March 17, 2015 / 1:44 PM / 5 years ago

U.S. Republican budget cuts social spending, boosts military

WASHINGTON (Reuters) - U.S. House Republicans on Tuesday proposed higher defense spending and deep cuts to social services including healthcare for the poor in an aggressive new budget plan that seeks to eliminate deficits by 2024.

Chairman of the House Budget Committee Tom Price (R-GA) announces the House Budget during a press conference on Capitol Hill in Washington on March 17, 2015. REUTERS/Joshua Roberts

The blueprint from House Budget Committee Chairman Tom Price, which has almost no chance of becoming law, prescribes $5.468 trillion in spending cuts and interest savings over 10 years compared to current policies.

Like the budgets of Price’s predecessor, Representative Paul Ryan, the document assumes $2 trillion in 10-year savings from full repeal of the Affordable Care Act, the signature healthcare reform law that President Barack Obama has vowed to defend.

Price’s plan also recycles Ryan’s prescription for controversial changes to the Medicare health program for seniors, turning it into a system of subsidies for private insurance, affecting those born in 1959 or later.

The non-binding resolution reasserts the Republican Party’s long-standing vision of a smaller federal government, less national debt, lower taxes and a stronger economy, all likely themes in the 2016 presidential campaign.

Senate Budget Chairman Mike Enzi plans to unveil his version of the Republican budget on Wednesday but it is expected to be more cautious, excluding the Ryan-style Medicare reforms in favor of savings similar to those proposed by Obama.

Price’s plan could struggle to gain the support of deeply divided House Republicans. It seeks to skirt “sequester” spending caps, nominally keeping them in place to please deficit hawks while boosting military spending by adding nearly $40 billion to an off-budget war funding account.

Pro-military Republicans greeted the plan with skepticism. “I’m not convinced this budget does it,” said Representative Ryan Zinke, a former Navy Seal commander.

The plan contrasts with Obama’s 2016 budget request, which would raise taxes on the wealthy by about $1 trillion through 2025 to help pay for infrastructure and education spending while running annual deficits from $400 billion to $800 billion.

Democrats said the House Republican budget was full of “gimmicks” and would shred programs that aid the poor, the elderly and working families.

“It’s not a budget that reflects the future.
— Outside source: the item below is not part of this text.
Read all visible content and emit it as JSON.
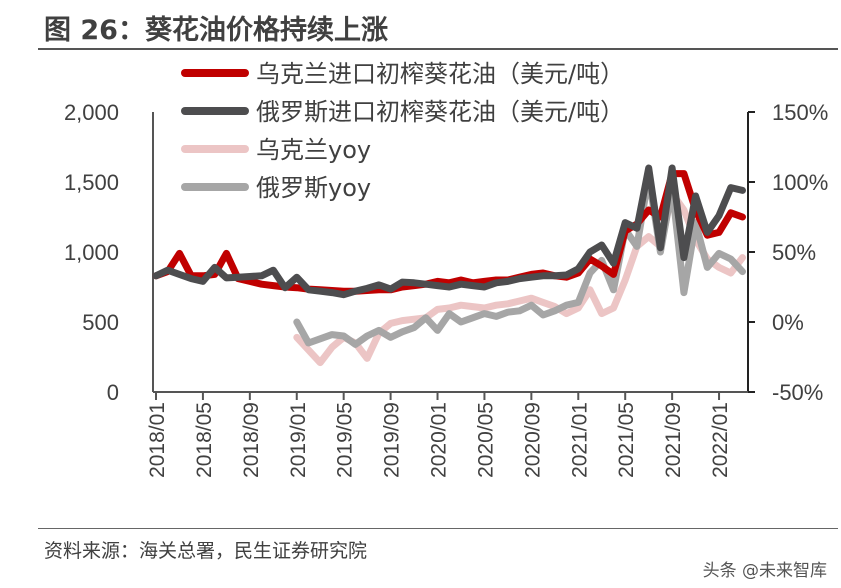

It’s not a budget that reflects growth,” Obama said at the White House, where he called for more investment in research and education.

Obama will travel to Cleveland on Wednesday where he is expected to give a speech drawing a sharp contrast between the Republican plan and his spending proposals.

Price’s plan would cut $913 billion in Medicaid spending by shifting it to a grant program to allow states to tailor the healthcare program for the poor. It would devolve other programs to states through grants, including food stamps and transportation funding. Pell grants for college tuition would also shrink.

“The $5.5 trillion in decreased spending and the end to annual deficits will mean we can begin to pay down the national debt and stave off a severe and completely avoidable fiscal crisis in the future,” Price’s proposal says.

Chairman of the House Budget Committee Tom Price (R-GA) speaks to reporters after announcing the House Budget on Capitol Hill in Washington on March 17, 2015. REUTERS/Joshua Roberts

Like previous Republican budgets, Price’s plan contains no tax increases. It assumes Congress will enact revenue-neutral reforms to the tax code to reduce rates while ending many tax breaks. But it leaves the details for later.

Price said tax reform and other proposals, including a roll-back of financial regulations enacted in 2010 [ID:nL2N0WJ0ZC], would unleash stronger economic growth that will help slash deficits by more than $1 trillion through 2025.

While these growth assumptions are baked into Price’s budget numbers, they have not been confirmed by the Congressional Budget Office.